The Height of Folly

Eleven climbers have died recently on their way up and down Mount Everest, the world’s highest mountain at almost 30,000 feet.

Tent city at Base Camp

This is a view of the logjam last week near the summit of Mount Everest:

I am not a mountaineer. I do some hiking, but have never done any technical climbing, which is required to scale extreme rock faces and the highest ice-capped peaks. I have, however, had some limited experience with the effect of reduced oxygen at altitude, and so I can appreciate some of the horror stories coming out of the Himalaya Mountains this past week or so.

“Effective oxygen” is, basically, the amount of pure oxygen in atmospheric air. At sea level, at 32 degrees Fahrenheit, oxygen comprises 20.9% of the air you breathe. As you ascend away from sea level, that amount drops. At 14,500 feet (the highest that I have hiked), the effective oxygen is about 12 percent. Most people at that altitude experience light-headedness, headaches, and sometimes nausea.

Climbing at extreme altitudes, above 20,000 feet, typically involves the use of bottled oxygen, because effective oxygen at that height is less than 10 percent. Breathing normally at that altitude would be like respirating through a straw, and the effects on the body include loss of physical strength, reduced coordination, impaired judgement, etc.

That last one is critical, because these daredevils are doing something that is extremely dangerous to begin with.

Near the summit, the mountaineers are using bottled oxygen and have been doing so since they left their base camp many hours before. Most of them also use oxygen while they sleep at base camp #2, which is located at an elevation of 26,000 feet.This is because the atmospheric oxygen level at base camp is approximately 8 percent, falling to less than 7 percent at the summit itself.

Experienced Himalayan climbers call this elevation the “death zone”, meaning that they are in mortal danger every second that they linger at that altitude. The goal is to spend as little time there as possible: quickly get to the top, and then get back down the mountain as soon as possible, before bad weather sets in or, more importantly, before your bottled oxygen runs out.

Scaling Mt. Everest used to be an aspiration of only the most skilled, experienced, and physically-fit technical climbers. However, it has now become a commercial enterprise, in which outfitters and guides will take just about anyone up there who has the money. As a result, a lot of foolish people are jeopardizing their lives. It has become a Bucket List item for any testosterone-fueled guy who happens to have $100,000 available for frivolous activities.

Got money and a big ego? You can climb Everest. There’s no certification (as in scuba), no performance level achievements (as in qualifying for the Boston Marathon), and no skill licenses (demonstrating technical knowledge, as in driving a car). Nada.

This has resulted in a mob of climbers gathering in Nepal in May (the only month that is meteorologically safe to climb the mountain) and literally getting in a line to ascend the summit.

Kind of like Disneyland, but more dangerous.
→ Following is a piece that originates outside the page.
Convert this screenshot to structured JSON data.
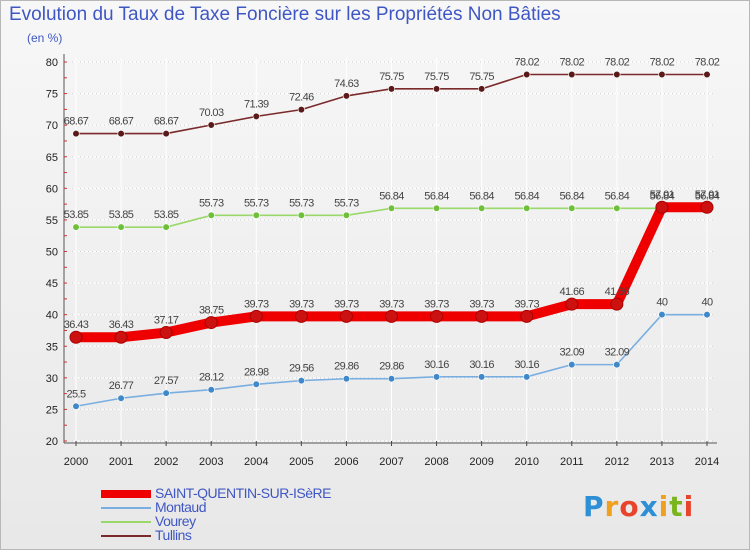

The problem is that those folks in line, snaking up the mountain from base camp 2, are living on borrowed time; i.e. the amount of bottled oxygen that they can carry. When the line bogs down, in many cases because an inexperienced climber is having difficulty, everyone must wait in place while consuming bottled oxygen. Tempers fray, jostling takes place, and impatient people do stupid things.
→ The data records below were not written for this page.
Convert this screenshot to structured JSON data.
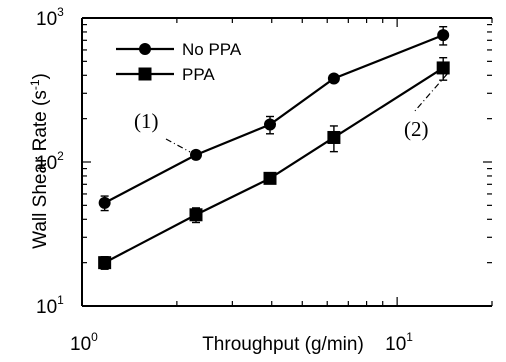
{
  "chart_data": {
    "type": "scatter",
    "x_scale": "log",
    "y_scale": "log",
    "xlim": [
      1,
      20
    ],
    "ylim": [
      10,
      1000
    ],
    "xlabel": "Throughput (g/min)",
    "ylabel_main": "Wall Shear Rate (s",
    "ylabel_sup": "-1",
    "ylabel_close": ")",
    "x_ticks": [
      {
        "base": "10",
        "exp": "0",
        "value": 1
      },
      {
        "base": "10",
        "exp": "1",
        "value": 10
      }
    ],
    "y_ticks": [
      {
        "base": "10",
        "exp": "1",
        "value": 10
      },
      {
        "base": "10",
        "exp": "2",
        "value": 100
      },
      {
        "base": "10",
        "exp": "3",
        "value": 1000
      }
    ],
    "grid": false,
    "legend_position": "top-left",
    "series": [
      {
        "name": "No PPA",
        "marker": "circle",
        "points": [
          {
            "x": 1.18,
            "y": 52,
            "err": 6
          },
          {
            "x": 2.3,
            "y": 112,
            "err": 7
          },
          {
            "x": 3.95,
            "y": 182,
            "err": 25
          },
          {
            "x": 6.3,
            "y": 380,
            "err": 18
          },
          {
            "x": 14.0,
            "y": 760,
            "err": 110
          }
        ]
      },
      {
        "name": "PPA",
        "marker": "square",
        "points": [
          {
            "x": 1.18,
            "y": 20,
            "err": 2
          },
          {
            "x": 2.3,
            "y": 43,
            "err": 5
          },
          {
            "x": 3.95,
            "y": 77,
            "err": 6
          },
          {
            "x": 6.3,
            "y": 148,
            "err": 30
          },
          {
            "x": 14.0,
            "y": 450,
            "err": 80
          }
        ]
      }
    ],
    "annotations": [
      {
        "text": "(1)",
        "target_series": 0,
        "target_point": 1
      },
      {
        "text": "(2)",
        "target_series": 1,
        "target_point": 4
      }
    ]
  }
}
In some cases, when they should turn back because their oxygen is running out, they persevere in getting to the top. And, die on the way back down the mountain to base camp.

Climbers in the past week have passed frozen corpses along the trail: folks who wrote a check their body couldn’t cash. Those bodies will stay there, perhaps for many years, because no one has the strength (or motivation) to bring them down the mountain, and helicopters can’t safely fly that high.

That’s a high price to pay for checking off a Bucket List item.